Laura Ann DeCrescenzo also claims she was forced to work long hours as a young child.
Lawyers for the church's Religious Technology Center last week asked that church leader David Miscavige -- described in their court papers as having a role analogous to the pope in the Catholic Church -- not be subject to a subpoena.
They asked Los Angeles Superior Court Judge Mark Mooney to quash the subpoena filed by DeCrescenzo's lawyers, on the grounds that Miscavige's testimony would not be relevant to the claims leveled in the lawsuit, filed by DeCrescenzo in April 2009.
“(De Crescenzo) never has met Mr. Miscavige, never communicated with him and never had anything to do with his activities, or he with hers,” the RTC court papers state.
“Plaintiff's last-minute attempt to drag Mr. Miscavige into these proceedings not only is pure harassment, but would seriously interfere with his ongoing worldwide exercise of his unique religious responsibilities and commitments, thereby impeding the operation of a church with congregants throughout the world.”

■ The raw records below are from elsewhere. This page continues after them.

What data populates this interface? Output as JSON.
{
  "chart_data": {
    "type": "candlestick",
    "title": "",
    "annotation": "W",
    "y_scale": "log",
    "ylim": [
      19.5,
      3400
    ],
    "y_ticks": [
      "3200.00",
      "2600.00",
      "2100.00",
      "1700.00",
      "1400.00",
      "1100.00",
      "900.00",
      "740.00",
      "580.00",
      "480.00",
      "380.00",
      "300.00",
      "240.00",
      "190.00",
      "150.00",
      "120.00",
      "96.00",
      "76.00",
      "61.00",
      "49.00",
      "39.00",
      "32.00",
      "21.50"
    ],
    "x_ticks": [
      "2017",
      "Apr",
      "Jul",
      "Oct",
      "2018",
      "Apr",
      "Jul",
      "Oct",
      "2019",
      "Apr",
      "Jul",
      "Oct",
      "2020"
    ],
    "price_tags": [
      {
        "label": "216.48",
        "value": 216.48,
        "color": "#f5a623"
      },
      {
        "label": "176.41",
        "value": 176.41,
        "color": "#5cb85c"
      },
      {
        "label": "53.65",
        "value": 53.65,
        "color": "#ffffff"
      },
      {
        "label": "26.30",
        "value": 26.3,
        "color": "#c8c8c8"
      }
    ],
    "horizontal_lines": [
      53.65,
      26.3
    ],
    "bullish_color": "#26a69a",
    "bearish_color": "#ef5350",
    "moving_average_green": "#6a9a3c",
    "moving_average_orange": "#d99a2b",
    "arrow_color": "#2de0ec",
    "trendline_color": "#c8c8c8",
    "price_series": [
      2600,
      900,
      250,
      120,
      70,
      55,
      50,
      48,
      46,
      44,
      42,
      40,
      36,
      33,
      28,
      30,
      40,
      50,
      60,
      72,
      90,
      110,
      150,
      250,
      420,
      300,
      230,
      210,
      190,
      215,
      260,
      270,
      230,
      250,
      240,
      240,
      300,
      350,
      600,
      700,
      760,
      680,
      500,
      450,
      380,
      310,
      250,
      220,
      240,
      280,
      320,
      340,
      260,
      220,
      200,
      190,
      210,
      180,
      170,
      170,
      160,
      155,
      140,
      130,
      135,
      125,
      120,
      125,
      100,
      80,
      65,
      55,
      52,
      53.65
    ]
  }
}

Mooney did not immediately rule on the motion to quash Miscavige's subpoena, and scheduled a hearing for Monday.
The trial will have two phases, beginning with a non-jury trial Aug. 13 before Mooney to determine whether DeCrescenzo acted reasonably in waiting so long to file her lawsuit. If he rules in her favor, a jury would decide on liability and damages.
The church is a defendant along with the RTC. The suit's allegations include forced abortion, false imprisonment, intentional infliction of emotional distress, unfair business practices and wage-and-hour violations.
Although now-retired Judge Ronald Sohigian previously dismissed the case, a three-justice panel of the 2nd District Court of Appeal reversed that decision in June 2011, and sent the case back to the judge to determine whether the church was permitted to raise the statute of limitations as a defense.
According to a sworn declaration by DeCrescenzo, she began volunteering to do church work at age 6 or 7 in Orange County. She says that at age 7, she was part of a Scientology group organized to picket the very civil courthouse where trial of her lawsuit will take place.
She claims the demonstration showed the church's ability to “go to every length to bring down people who filed lawsuits” against the institution, whose followers include actors Tom Cruise and John Travolta.
“I believed that if I took any action against the Church of Scientology -- whether filing a lawsuit or even speaking negatively about the Church of Scientology -- that I would be subjected to severe retribution, including significant financial penalties and loss of my family,” DeCrescenzo stated.
When DeCrescenzo was 12, she was recruited to join the organization's elite Sea Org group, which she said is responsible for overseeing the delivery of the religion worldwide.
DeCrescenzo alleges she was initially required to work daily from 8:30 a.m. to 10:30 p.m. and that two more hours were later added to her work day. DeCrescenzo says she remained with Sea Org until 2004, when she was 25.
She says she was told she could not leave Sea Org and was released from duty only after she pretended to attempt suicide by swallowing bleach.
DeCrescenzo alleges she became pregnant in February 1996 and was convinced by the church to abort her fetus to show her allegiance to Sea Org.